A
viagem de volta transcorreu num silêncio total. Os quatros pescadores não
paravam de olhar aquela quantidade imensa de peixes e continuavam sem acreditar
no que aconteceu. Chegaram e atracaram a embarcação. Tinha alguns pescadores
conversando, mas não perceberam a chegada do barco. Viraram as costas e foram
embora para as suas casas. João colocou a mão no ombro de Marins e agradeceu
pelo que ele tinha feito em seu favor. Marins tocou a mão de João e sorriu
dizendo que não tinha feito nada. Que ele sim é que tinha que agradecer. O
mestre acompanhou João pisar no cais, mas quando virou para falar com os amigos
e voltou, João já tinha sumido. Foi para o cais e tentou achar o garoto, mas
João já não podia mais ser visto. Pedro já tinha encoberto João completamente.
Marins ficou parado olhando sem entender nada. Resolveu voltar para o barco.
Mas quando pisou no convés ficou surpreso, ao ver que não tinha mais peixe
nenhum. Gritou para um dos amigos:
-
Tinho! Cadê os peixes que nós pegamos?
-
Que peixe? Nós hoje não conseguimos nem pro café!
-
Eu pensei que... O que foi que eu pensei? Acho que foi essa pescaria merda de
hoje que está me deixando meio confuso. Foi uma droga, né Dede?
-
João, João, o seu café vai esfriar.
-
Oi tia, acho que cochilei.
João
olhou em volta e observou que a cantina estava vazia. Consultou o relógio e viu
que tinha perdido as aulas. Pegou o café, mas não bebeu. Colocou-o novamente em
cima da mesa. Coçou a cabeça algumas vezes. Não estava entendendo o que estava
acontecendo. Estava com gosto de café na boca, mas a xícara estava
completamente cheia. Pensou com seus botões:
-
Tem alguma coisa estranha acontecendo. Ainda estou com gosto de café na boca.
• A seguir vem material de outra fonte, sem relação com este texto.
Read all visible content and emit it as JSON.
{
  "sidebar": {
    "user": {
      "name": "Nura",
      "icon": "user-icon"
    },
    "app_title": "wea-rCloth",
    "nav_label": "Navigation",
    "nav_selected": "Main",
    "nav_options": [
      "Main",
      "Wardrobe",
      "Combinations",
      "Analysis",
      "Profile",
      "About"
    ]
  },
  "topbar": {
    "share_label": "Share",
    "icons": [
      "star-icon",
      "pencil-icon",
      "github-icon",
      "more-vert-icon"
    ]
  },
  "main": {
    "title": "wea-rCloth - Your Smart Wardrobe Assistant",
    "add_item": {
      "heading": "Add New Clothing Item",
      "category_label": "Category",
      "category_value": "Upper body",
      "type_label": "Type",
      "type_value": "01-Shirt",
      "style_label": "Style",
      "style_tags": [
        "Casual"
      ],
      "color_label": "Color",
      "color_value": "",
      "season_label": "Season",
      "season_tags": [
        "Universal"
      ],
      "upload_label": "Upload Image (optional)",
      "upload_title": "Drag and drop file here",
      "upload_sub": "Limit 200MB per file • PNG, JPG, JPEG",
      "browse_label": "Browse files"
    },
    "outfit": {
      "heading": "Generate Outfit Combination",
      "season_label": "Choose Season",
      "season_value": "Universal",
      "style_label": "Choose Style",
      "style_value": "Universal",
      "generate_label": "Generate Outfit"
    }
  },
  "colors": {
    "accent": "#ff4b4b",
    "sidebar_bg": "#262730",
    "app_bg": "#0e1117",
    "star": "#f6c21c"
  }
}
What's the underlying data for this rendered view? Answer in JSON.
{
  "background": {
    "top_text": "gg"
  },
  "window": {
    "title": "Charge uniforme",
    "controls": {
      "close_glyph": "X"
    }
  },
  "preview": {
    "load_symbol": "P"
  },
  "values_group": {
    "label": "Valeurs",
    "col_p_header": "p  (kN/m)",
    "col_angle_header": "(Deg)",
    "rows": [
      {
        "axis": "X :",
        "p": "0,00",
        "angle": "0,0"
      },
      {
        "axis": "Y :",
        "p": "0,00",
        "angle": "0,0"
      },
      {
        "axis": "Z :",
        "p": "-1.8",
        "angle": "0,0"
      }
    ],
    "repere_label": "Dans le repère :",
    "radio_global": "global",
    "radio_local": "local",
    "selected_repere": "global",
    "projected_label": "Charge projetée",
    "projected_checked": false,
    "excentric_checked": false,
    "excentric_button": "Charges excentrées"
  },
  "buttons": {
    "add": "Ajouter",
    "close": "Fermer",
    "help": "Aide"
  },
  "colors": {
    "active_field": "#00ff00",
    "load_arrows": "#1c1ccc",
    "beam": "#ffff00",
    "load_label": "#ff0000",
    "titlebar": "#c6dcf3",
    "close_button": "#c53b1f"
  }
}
Parece que acabei de beber nesse minuto, mas a xícara está cheia. Será que pedi
outra? Não pode ser. A tia Élia disse que o café estava esfriando. Mas ele está
bem quente. Posso ter bebido na sala do professor.
Nisso,
o professor Vander entra na cantina e se aproxima de João, como sempre fazia:
ficava em pé, em frente de João e esperava o tempo que fosse, até que ele
falasse alguma coisa. Dessa vez João não demorou a falar.
-
Oi professor, tudo bem?
-
Tudo bem. E com você?
-
Mais ou menos. Professor, eu não tomei uma xícara de café com o senhor e seus
amigos?
-
Café? Amigos? Não estou entendendo. Como você não apareceu na minha sala, eu
vim aqui ver o que tinha acontecido.
-Eu
não fui? O senhor queria conversar comigo sobre o meu estudo?
-
Então, é sobre isso que eu vou aproveitar para falar. Eu analisei o seu trabalho
e cheguei à conclusão de que ele está incompleto.
-
O senhor acabou de falar que estava me esperando na sua sala... Então eu estive
lá antes?
-
Não é bem assim. Vá até a minha sala que eu explico. João, o seu estudo é o que
já existe. Vá lá. Estou te esperando.
O
professor saiu e João ficou olhando-o intrigado se retirar sem muita pressa,
até sumir, ao passar pelas caixas de refrigerantes. Nesse pequeno percurso,
João cruzou com os olhos de Pedro, que estava atrás do balcão. João ia falar
alguma coisa, mas a voz de Pedro ecoou dentro da sua cabeça:
-
O que você criou, não vai cair nas mãos do mal. Guarde a sua criação para um
futuro onde a energia atômica será usada somente para fins pacíficos.
Quando
João acabou de escutar o que Pedro dizia, olhou para o amigo, que piscou um
olho para ele. João fechou os olhos e respirou fundo. Quando abriu novamente,
Pedro já não estava mais lá. Rapidamente foi até o balcão e perguntou à dona da
cantina pelo amigo. Mas ela respondeu que não tinha visto ninguém ali, a não
ser o professor Vander.
O
livro vermelho ainda estava sobre a mesa. João olhou-o por alguns segundos até
pegá-lo. Ficou com ele fechado em suas mãos até que resolveu abri-lo. E abriu
na primeira página. De cara o nome do autor saltou aos seus olhos. Em letras
negras estava escrito: Karl Marx. Aquilo causou-lhe um grande mal estar.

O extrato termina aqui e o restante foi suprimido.